Por um lado, a presunção da inocência é uma garantia individual que alberga o suposto autor de um ilícito penal. Só  é permitido considerá-lo culpado depois do trânsito julgado. Por outro lado, as vultosas quantidades de recursos postergam o fim do processo e em razão disso parece não promover efetividade  aplicação da lei penal.

Essa problemática foi recentemente enfrentada pelo supremo. Todavia, parece também estar distante do consenso. Analisar os posicionamentos antagônicos dos senhores ministros mostra-se imperioso para uma reflexão sobre a temática. Desta forma, serão trazidos os principais argumentos dos senhores Ministros do supremo Tribunal Federal na ocasião do julgamento das Ações Declaratórias de Constitucionalidade 43 e 44.

O Supremo tribunal Federal posicionou-se favorável à execução provisória da pena[2]. Esse entendimento vem gerando grande controvérsia jurisprudencial. Em que pese não tenha força vinculante a decisão incentivou os tribunais de todo o país a passarem a adotar idêntico posicionamento: mitigar o princípio constitucional da presunção de inocência e ignorar o disposto no artigo 283 do CPP.

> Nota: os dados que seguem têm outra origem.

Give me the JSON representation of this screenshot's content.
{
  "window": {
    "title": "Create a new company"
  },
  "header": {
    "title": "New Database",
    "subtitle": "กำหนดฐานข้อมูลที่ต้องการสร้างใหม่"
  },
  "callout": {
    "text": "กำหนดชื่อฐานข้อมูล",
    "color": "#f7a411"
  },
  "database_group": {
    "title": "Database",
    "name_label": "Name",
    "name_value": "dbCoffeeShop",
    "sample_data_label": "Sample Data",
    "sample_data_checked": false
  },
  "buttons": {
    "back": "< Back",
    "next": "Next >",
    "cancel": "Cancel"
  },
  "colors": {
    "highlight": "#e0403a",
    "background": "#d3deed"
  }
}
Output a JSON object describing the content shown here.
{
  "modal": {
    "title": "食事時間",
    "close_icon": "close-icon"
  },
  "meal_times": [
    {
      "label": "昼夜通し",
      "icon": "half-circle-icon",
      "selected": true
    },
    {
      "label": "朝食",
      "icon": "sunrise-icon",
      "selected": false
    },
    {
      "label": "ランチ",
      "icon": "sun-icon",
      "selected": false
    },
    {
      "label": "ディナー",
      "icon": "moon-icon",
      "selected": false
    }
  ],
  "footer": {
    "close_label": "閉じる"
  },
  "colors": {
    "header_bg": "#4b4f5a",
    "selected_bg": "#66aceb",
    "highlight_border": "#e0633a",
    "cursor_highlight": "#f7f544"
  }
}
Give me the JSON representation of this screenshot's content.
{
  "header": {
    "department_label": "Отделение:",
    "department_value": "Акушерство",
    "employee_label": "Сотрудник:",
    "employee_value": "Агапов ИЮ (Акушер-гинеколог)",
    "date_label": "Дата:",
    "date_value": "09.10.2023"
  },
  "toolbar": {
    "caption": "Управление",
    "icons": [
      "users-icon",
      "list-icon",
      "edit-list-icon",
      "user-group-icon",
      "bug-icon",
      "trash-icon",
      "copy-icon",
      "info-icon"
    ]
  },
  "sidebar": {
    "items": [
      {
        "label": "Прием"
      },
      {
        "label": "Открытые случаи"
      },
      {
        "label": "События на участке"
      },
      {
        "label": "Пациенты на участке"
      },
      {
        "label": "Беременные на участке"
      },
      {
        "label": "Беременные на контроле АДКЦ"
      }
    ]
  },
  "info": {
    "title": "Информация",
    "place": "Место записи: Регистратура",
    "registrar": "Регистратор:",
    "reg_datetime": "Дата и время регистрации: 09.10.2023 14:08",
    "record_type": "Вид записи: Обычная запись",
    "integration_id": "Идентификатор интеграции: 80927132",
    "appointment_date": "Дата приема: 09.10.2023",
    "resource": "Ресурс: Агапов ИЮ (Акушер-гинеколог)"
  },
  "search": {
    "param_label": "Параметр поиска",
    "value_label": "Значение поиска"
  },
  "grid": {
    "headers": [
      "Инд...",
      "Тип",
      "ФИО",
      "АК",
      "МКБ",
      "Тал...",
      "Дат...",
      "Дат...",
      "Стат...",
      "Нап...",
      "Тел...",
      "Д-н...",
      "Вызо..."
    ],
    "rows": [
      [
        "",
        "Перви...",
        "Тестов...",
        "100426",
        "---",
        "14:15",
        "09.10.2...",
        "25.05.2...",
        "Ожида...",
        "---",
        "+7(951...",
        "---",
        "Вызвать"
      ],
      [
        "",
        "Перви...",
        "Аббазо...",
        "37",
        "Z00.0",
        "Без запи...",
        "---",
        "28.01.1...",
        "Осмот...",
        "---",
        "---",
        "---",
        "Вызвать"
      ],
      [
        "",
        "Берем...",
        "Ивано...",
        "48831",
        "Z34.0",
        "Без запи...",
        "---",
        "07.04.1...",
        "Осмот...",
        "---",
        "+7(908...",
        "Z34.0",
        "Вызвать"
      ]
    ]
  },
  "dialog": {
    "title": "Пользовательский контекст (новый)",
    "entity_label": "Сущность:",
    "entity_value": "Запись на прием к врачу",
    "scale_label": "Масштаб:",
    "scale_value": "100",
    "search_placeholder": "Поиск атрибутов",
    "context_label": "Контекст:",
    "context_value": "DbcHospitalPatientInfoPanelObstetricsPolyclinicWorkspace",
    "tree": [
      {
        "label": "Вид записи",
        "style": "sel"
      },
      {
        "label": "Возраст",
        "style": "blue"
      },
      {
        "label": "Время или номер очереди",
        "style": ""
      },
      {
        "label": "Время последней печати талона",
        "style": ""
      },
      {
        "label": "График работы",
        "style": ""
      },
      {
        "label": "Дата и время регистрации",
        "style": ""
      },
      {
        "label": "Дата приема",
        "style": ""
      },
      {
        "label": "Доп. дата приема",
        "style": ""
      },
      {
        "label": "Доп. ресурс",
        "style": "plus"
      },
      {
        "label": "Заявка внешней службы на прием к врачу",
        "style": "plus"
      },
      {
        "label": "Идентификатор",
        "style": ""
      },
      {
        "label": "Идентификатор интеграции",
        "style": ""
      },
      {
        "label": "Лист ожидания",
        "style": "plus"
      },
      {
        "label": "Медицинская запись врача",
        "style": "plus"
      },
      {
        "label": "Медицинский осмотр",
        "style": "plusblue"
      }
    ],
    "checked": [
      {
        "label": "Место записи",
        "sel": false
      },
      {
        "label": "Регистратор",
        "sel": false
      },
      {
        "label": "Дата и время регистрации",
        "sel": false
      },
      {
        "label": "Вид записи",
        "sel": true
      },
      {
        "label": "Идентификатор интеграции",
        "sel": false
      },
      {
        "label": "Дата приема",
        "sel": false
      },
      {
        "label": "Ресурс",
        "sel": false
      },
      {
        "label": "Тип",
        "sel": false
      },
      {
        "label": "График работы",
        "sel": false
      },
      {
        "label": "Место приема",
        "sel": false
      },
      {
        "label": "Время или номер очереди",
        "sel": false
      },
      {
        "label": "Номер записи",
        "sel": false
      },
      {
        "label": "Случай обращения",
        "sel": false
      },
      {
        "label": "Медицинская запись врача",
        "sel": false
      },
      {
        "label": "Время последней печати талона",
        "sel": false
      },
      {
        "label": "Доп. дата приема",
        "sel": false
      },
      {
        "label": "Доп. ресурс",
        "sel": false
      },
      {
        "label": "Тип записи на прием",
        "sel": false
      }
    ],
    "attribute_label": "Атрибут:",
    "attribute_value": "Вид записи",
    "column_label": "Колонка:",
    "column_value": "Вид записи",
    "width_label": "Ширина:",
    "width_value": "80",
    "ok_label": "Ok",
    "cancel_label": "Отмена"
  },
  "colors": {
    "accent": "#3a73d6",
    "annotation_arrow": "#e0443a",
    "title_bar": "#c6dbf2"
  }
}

A pena de prisão, dada a sua severidade, deve ser utilizada como último recurso para a punição do condenado. Todavia, extraordinariamente a prisão precautelar e a cautelar podem se mostrar necessárias desde que presentes certos pressupostos tais como: garantia da ordem pública, da ordem econômica, por conveniência da instrução criminal, ou para assegurar a aplicação da lei penal, quando houver prova da existência do crime e indício suficiente de autoria, nos termos do artigo 312 do código de processo penal.

Mesmos aqueles que são condenados o encarceramento deve a última medida. Isto é, como bem preconiza a teoria do “Direito Penal Mínimo”, também denominada de Teoria da Intervenção Mínima, as penas alternativas ou restritivas de direito mostram-se mais eficazes em crimes tidos como de menor ofensividade. Desta forma, o cárcere somente deve ser destinado aos indivíduos de alta periculosidade e que representam uma ameaça à paz pública e à integridade física dos cidadãos.

Valiosa pesquisa empírica[3] nos autoriza a reconhecer que a Justiça, a Polícia Judiciária e o próprio Ministério Público são instituições que respondem amplamente pelo atraso do procedimento criminal e com o prolongamento por demais as prisões pré-processuais.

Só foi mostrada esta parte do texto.